Over 500,000 peptides can be derived from body fluid proteins per sample. The hundreds of co-eluting peptides were ionized and analyzed together. The high dynamic range and difference in ionization efficiency of the co-eluting peptides can affect MS/MS analysis [54] . Peptide prefractionation or enrichment is one way to solve this problem. Those procedures are usually achieved by chromatographic and electrophoretic fractionation to reduce the number of co-eluents. Strong-cation exchange coupled with reverse phase (RP), high-pH RP coupled with RP, or hydrophilic interaction and RP chromatography are commonly applied for peptide prefractionation [18, 46] . An interesting reference paper by Wasinger and colleagues provides more detail of the separation of peptides using various one-or multidimensional methods for LC-MS analysis [45] .

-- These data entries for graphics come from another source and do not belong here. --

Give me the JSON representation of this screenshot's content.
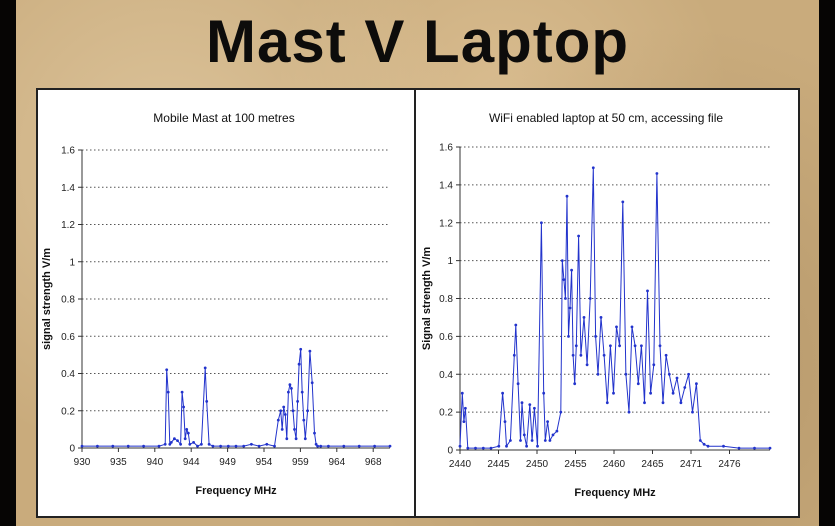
{
  "slide": {
    "title": "Mast V Laptop"
  },
  "chart_data": [
    {
      "type": "line",
      "title": "Mobile Mast at 100 metres",
      "xlabel": "Frequency  MHz",
      "ylabel": "signal strength  V/m",
      "xlim": [
        930,
        970
      ],
      "ylim": [
        0,
        1.6
      ],
      "yticks": [
        "0",
        "0.2",
        "0.4",
        "0.6",
        "0.8",
        "1",
        "1.2",
        "1.4",
        "1.6"
      ],
      "xticks": [
        "930",
        "935",
        "940",
        "944",
        "949",
        "954",
        "959",
        "964",
        "968"
      ],
      "grid": "horizontal dotted",
      "color": "#2233cc",
      "series": [
        {
          "x": [
            930,
            932,
            934,
            936,
            938,
            940,
            940.8,
            941.0,
            941.2,
            941.4,
            941.6,
            942.0,
            942.4,
            942.8,
            943.0,
            943.2,
            943.4,
            943.6,
            943.8,
            944.0,
            944.5,
            945.0,
            945.5,
            946.0,
            946.2,
            946.5,
            947,
            948,
            949,
            950,
            951,
            952,
            953,
            954,
            955,
            955.5,
            955.8,
            956.0,
            956.2,
            956.4,
            956.6,
            956.8,
            957.0,
            957.2,
            957.4,
            957.6,
            957.8,
            958.0,
            958.2,
            958.4,
            958.6,
            958.8,
            959.0,
            959.3,
            959.6,
            959.9,
            960.2,
            960.4,
            960.6,
            961,
            962,
            964,
            966,
            968,
            970
          ],
          "y": [
            0.01,
            0.01,
            0.01,
            0.01,
            0.01,
            0.01,
            0.02,
            0.42,
            0.3,
            0.02,
            0.03,
            0.05,
            0.04,
            0.02,
            0.3,
            0.22,
            0.05,
            0.1,
            0.08,
            0.02,
            0.03,
            0.01,
            0.02,
            0.43,
            0.25,
            0.02,
            0.01,
            0.01,
            0.01,
            0.01,
            0.01,
            0.02,
            0.01,
            0.02,
            0.01,
            0.15,
            0.2,
            0.1,
            0.22,
            0.18,
            0.05,
            0.3,
            0.34,
            0.32,
            0.2,
            0.1,
            0.05,
            0.25,
            0.45,
            0.53,
            0.3,
            0.15,
            0.05,
            0.2,
            0.52,
            0.35,
            0.08,
            0.02,
            0.01,
            0.01,
            0.01,
            0.01,
            0.01,
            0.01,
            0.01
          ]
        }
      ]
    },
    {
      "type": "line",
      "title": "WiFi enabled laptop at 50 cm, accessing file",
      "xlabel": "Frequency  MHz",
      "ylabel": "Signal strength  V/m",
      "xlim": [
        2440,
        2480
      ],
      "ylim": [
        0,
        1.6
      ],
      "yticks": [
        "0",
        "0.2",
        "0.4",
        "0.6",
        "0.8",
        "1",
        "1.2",
        "1.4",
        "1.6"
      ],
      "xticks": [
        "2440",
        "2445",
        "2450",
        "2455",
        "2460",
        "2465",
        "2471",
        "2476"
      ],
      "grid": "horizontal dotted",
      "color": "#2233cc",
      "series": [
        {
          "x": [
            2440,
            2440.3,
            2440.5,
            2440.7,
            2441,
            2442,
            2443,
            2444,
            2445,
            2445.5,
            2445.8,
            2446,
            2446.5,
            2447,
            2447.2,
            2447.5,
            2447.8,
            2448,
            2448.3,
            2448.6,
            2449,
            2449.3,
            2449.6,
            2450,
            2450.5,
            2450.8,
            2451,
            2451.3,
            2451.6,
            2452,
            2452.5,
            2453,
            2453.2,
            2453.4,
            2453.6,
            2453.8,
            2454,
            2454.2,
            2454.4,
            2454.6,
            2454.8,
            2455,
            2455.3,
            2455.6,
            2456,
            2456.4,
            2456.8,
            2457.2,
            2457.5,
            2457.8,
            2458.2,
            2458.6,
            2459,
            2459.4,
            2459.8,
            2460.2,
            2460.6,
            2461,
            2461.4,
            2461.8,
            2462.2,
            2462.6,
            2463,
            2463.4,
            2463.8,
            2464.2,
            2464.6,
            2465,
            2465.4,
            2465.8,
            2466.2,
            2466.6,
            2467,
            2467.5,
            2468,
            2468.5,
            2469,
            2469.5,
            2470,
            2470.5,
            2471,
            2471.5,
            2472,
            2474,
            2476,
            2478,
            2480
          ],
          "y": [
            0.02,
            0.3,
            0.15,
            0.22,
            0.01,
            0.01,
            0.01,
            0.01,
            0.02,
            0.3,
            0.15,
            0.02,
            0.05,
            0.5,
            0.66,
            0.35,
            0.05,
            0.25,
            0.08,
            0.02,
            0.24,
            0.05,
            0.22,
            0.02,
            1.2,
            0.3,
            0.05,
            0.15,
            0.05,
            0.08,
            0.1,
            0.2,
            1.0,
            0.9,
            0.8,
            1.34,
            0.6,
            0.75,
            0.95,
            0.5,
            0.35,
            0.55,
            1.13,
            0.5,
            0.7,
            0.45,
            0.8,
            1.49,
            0.6,
            0.4,
            0.7,
            0.5,
            0.25,
            0.55,
            0.3,
            0.65,
            0.55,
            1.31,
            0.4,
            0.2,
            0.65,
            0.55,
            0.35,
            0.55,
            0.25,
            0.84,
            0.3,
            0.45,
            1.46,
            0.55,
            0.25,
            0.5,
            0.4,
            0.3,
            0.38,
            0.25,
            0.33,
            0.4,
            0.2,
            0.35,
            0.05,
            0.03,
            0.02,
            0.02,
            0.01,
            0.01,
            0.01
          ]
        }
      ]
    }
  ]
}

With the spread of COVID-19, scientists and clinicians are now paying more attention to the rapid and effective diagnosis of infectious diseases than ever before. Body fluid proteomics has been considered an emerging technology to identify novel biomarkers. For this review of body fluid proteomics, more than 630 research papers related to body fluid proteomics were identified in PubMed using the following words: ((Biomarker) AND (Proteomics)) AND (Infectious disease OR Emerging disease) AND ((Plasm*) OR (Seru*) OR (bloo*) OR (Urin*) OR (Cerebro*) OR (Bronchoalveolar*) OR (Body fluid) OR (Liquid biopsy)) NOT (Cancer). Additionally, 422 deposited datasets related to infectious diseases were also found in the data repository proteomeXchange, which is a data repository for proteomics studies [55, 56] . Continuous increases in research papers and deposited datasets related to body fluid proteomics for infectious diseases can thus be seen (Figure 2A ). The deposited datasets were manually curated according to the type of body fluid and the type of targets in Figure 2B . Unexpectedly, only a few studies were discovered that targeted pathogen-derived proteins, which are major interests of this review. Most proteomic studies have focused on infected human or host proteomics. 

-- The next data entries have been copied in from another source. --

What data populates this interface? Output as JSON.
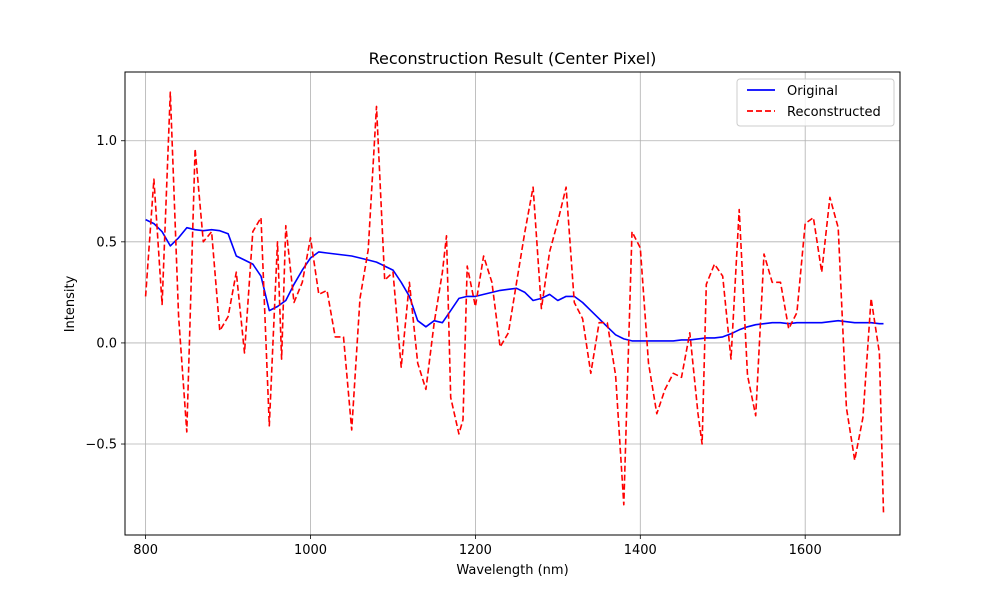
{
  "chart_data": {
    "type": "line",
    "title": "Reconstruction Result (Center Pixel)",
    "xlabel": "Wavelength (nm)",
    "ylabel": "Intensity",
    "xlim": [
      775,
      1715
    ],
    "ylim": [
      -0.95,
      1.34
    ],
    "x_ticks": [
      800,
      1000,
      1200,
      1400,
      1600
    ],
    "y_ticks": [
      -0.5,
      0.0,
      0.5,
      1.0
    ],
    "x_tick_labels": [
      "800",
      "1000",
      "1200",
      "1400",
      "1600"
    ],
    "y_tick_labels": [
      "−0.5",
      "0.0",
      "0.5",
      "1.0"
    ],
    "grid": true,
    "legend_position": "top-right",
    "series": [
      {
        "name": "Original",
        "color": "#0000ff",
        "style": "solid",
        "x": [
          800,
          810,
          820,
          830,
          840,
          850,
          860,
          870,
          880,
          890,
          900,
          910,
          920,
          930,
          940,
          950,
          960,
          970,
          980,
          990,
          1000,
          1010,
          1020,
          1030,
          1040,
          1050,
          1060,
          1070,
          1080,
          1090,
          1100,
          1110,
          1120,
          1130,
          1140,
          1150,
          1160,
          1170,
          1180,
          1190,
          1200,
          1210,
          1220,
          1230,
          1240,
          1250,
          1260,
          1270,
          1280,
          1290,
          1300,
          1310,
          1320,
          1330,
          1340,
          1350,
          1360,
          1370,
          1380,
          1390,
          1400,
          1410,
          1420,
          1430,
          1440,
          1450,
          1460,
          1470,
          1480,
          1490,
          1500,
          1510,
          1520,
          1530,
          1540,
          1550,
          1560,
          1570,
          1580,
          1590,
          1600,
          1610,
          1620,
          1630,
          1640,
          1650,
          1660,
          1670,
          1680,
          1690,
          1695
        ],
        "y": [
          0.61,
          0.59,
          0.55,
          0.48,
          0.52,
          0.57,
          0.56,
          0.555,
          0.56,
          0.555,
          0.54,
          0.43,
          0.41,
          0.39,
          0.33,
          0.16,
          0.18,
          0.21,
          0.29,
          0.36,
          0.42,
          0.45,
          0.445,
          0.44,
          0.435,
          0.43,
          0.42,
          0.41,
          0.4,
          0.38,
          0.36,
          0.3,
          0.23,
          0.11,
          0.08,
          0.11,
          0.1,
          0.16,
          0.22,
          0.23,
          0.23,
          0.24,
          0.25,
          0.26,
          0.265,
          0.27,
          0.25,
          0.21,
          0.22,
          0.24,
          0.21,
          0.23,
          0.23,
          0.2,
          0.16,
          0.12,
          0.08,
          0.04,
          0.02,
          0.01,
          0.01,
          0.01,
          0.01,
          0.01,
          0.01,
          0.015,
          0.015,
          0.02,
          0.025,
          0.025,
          0.03,
          0.045,
          0.065,
          0.08,
          0.09,
          0.095,
          0.1,
          0.1,
          0.095,
          0.1,
          0.1,
          0.1,
          0.1,
          0.105,
          0.11,
          0.105,
          0.1,
          0.1,
          0.1,
          0.095,
          0.095
        ]
      },
      {
        "name": "Reconstructed",
        "color": "#ff0000",
        "style": "dashed",
        "x": [
          800,
          810,
          820,
          830,
          840,
          850,
          860,
          870,
          880,
          890,
          900,
          910,
          920,
          930,
          940,
          950,
          955,
          960,
          965,
          970,
          980,
          990,
          1000,
          1010,
          1020,
          1030,
          1040,
          1050,
          1060,
          1070,
          1080,
          1090,
          1100,
          1110,
          1120,
          1130,
          1140,
          1150,
          1160,
          1165,
          1170,
          1180,
          1185,
          1190,
          1200,
          1210,
          1220,
          1230,
          1240,
          1250,
          1260,
          1270,
          1280,
          1290,
          1300,
          1310,
          1320,
          1330,
          1340,
          1350,
          1360,
          1370,
          1380,
          1390,
          1400,
          1410,
          1420,
          1430,
          1440,
          1450,
          1460,
          1470,
          1475,
          1480,
          1490,
          1500,
          1510,
          1520,
          1530,
          1540,
          1550,
          1560,
          1570,
          1580,
          1590,
          1600,
          1610,
          1620,
          1630,
          1640,
          1650,
          1660,
          1670,
          1680,
          1690,
          1695
        ],
        "y": [
          0.23,
          0.81,
          0.19,
          1.24,
          0.13,
          -0.44,
          0.96,
          0.5,
          0.55,
          0.06,
          0.13,
          0.35,
          -0.05,
          0.55,
          0.62,
          -0.41,
          0.05,
          0.5,
          -0.08,
          0.58,
          0.2,
          0.3,
          0.52,
          0.24,
          0.26,
          0.03,
          0.03,
          -0.43,
          0.22,
          0.46,
          1.17,
          0.31,
          0.35,
          -0.12,
          0.3,
          -0.1,
          -0.23,
          0.1,
          0.35,
          0.53,
          -0.27,
          -0.45,
          -0.38,
          0.38,
          0.18,
          0.43,
          0.3,
          -0.02,
          0.05,
          0.3,
          0.55,
          0.77,
          0.17,
          0.45,
          0.6,
          0.77,
          0.2,
          0.12,
          -0.15,
          0.1,
          0.1,
          -0.16,
          -0.8,
          0.55,
          0.47,
          -0.1,
          -0.35,
          -0.23,
          -0.15,
          -0.17,
          0.05,
          -0.35,
          -0.5,
          0.29,
          0.39,
          0.33,
          -0.08,
          0.66,
          -0.16,
          -0.36,
          0.44,
          0.3,
          0.3,
          0.07,
          0.15,
          0.59,
          0.62,
          0.35,
          0.72,
          0.57,
          -0.32,
          -0.58,
          -0.37,
          0.22,
          -0.05,
          -0.84
        ]
      }
    ]
  }
}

MS analysis can be divided into three methods according to the acquisition method: DDA, DIA, and targeted-mass spectrometry (parallel reaction monitoring [PRM] and multiple reaction monitoring [MRM] ). The characteristics of the acquisition methods are summarized in Table 3 . Figure 1B also shows the fundamental concepts that each acquisition method. In this section, the characteristics of each method are briefly described, focusing on body fluid proteomics studies of infectious diseases that apply these MS methods for biomarker discovery, as summarized in Table 4 . 

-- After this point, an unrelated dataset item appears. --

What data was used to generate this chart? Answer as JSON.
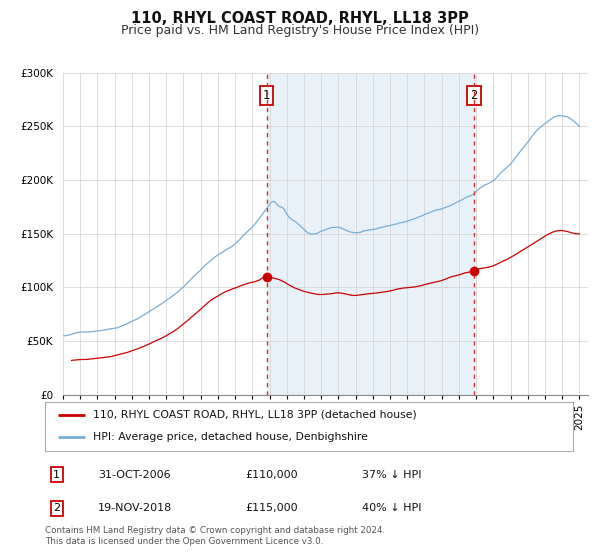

LC-MS-based proteomics has evolved into two analytical methods: (1) discovery proteomics and (2) targeted proteomics [79] . The DDA, so-called "shotgun proteomics", is a suitable method for discovery studies because it allows the comprehensive identification of bacterial proteins. In traditional DDA, protein samples are tryptic digested, following which the peptide mixtures are fractionated and analyzed by LC-MS/MS. The most abundant precursor ions in a given spectrum are then selected and fragmented into MS/MS for further analysis ( Figure 1B) [80] . Various protein identification programs have been developed [64, 81] . The most common approach for protein identification is the sequence database matching algorithm, in which real spectra obtained from MS/MS analysis are comparatively analyzed with in silico spectra derived from peptide sequences from a reference database. Therefore, using the correct high-quality searching algorithms and reference databases is essential for determining the quality of search results when using DDA. The high accessibility and wide coverage of DDA have made it the most widely used method (Table 3) . However, stochastic sampling is the main limitation of DDA; it complicates the identification of low-abundance proteins in complex samples and, in some cases, low-abundance proteins are frequently ignored [82] . Owing to this problem, data are plagued with numerous missing values, therefore requiring imputation and resulting in the loss of statistical power when the sample size is increased. The depletion of abundant proteins or the fractionation of protein mixtures has commonly been applied to overcome this technical limitation [83] . Label-based protein quantification methods, such as tandem mass tags and isobaric tags for relative and absolute quantitation, are also routinely applied to the comparative quantitative analysis of the infected host proteome [84, 85] . Optimizing MS/MS measurement conditions in LC/MS is also considered to be an important factor in expanding the usefulness of DDA [86, 87] .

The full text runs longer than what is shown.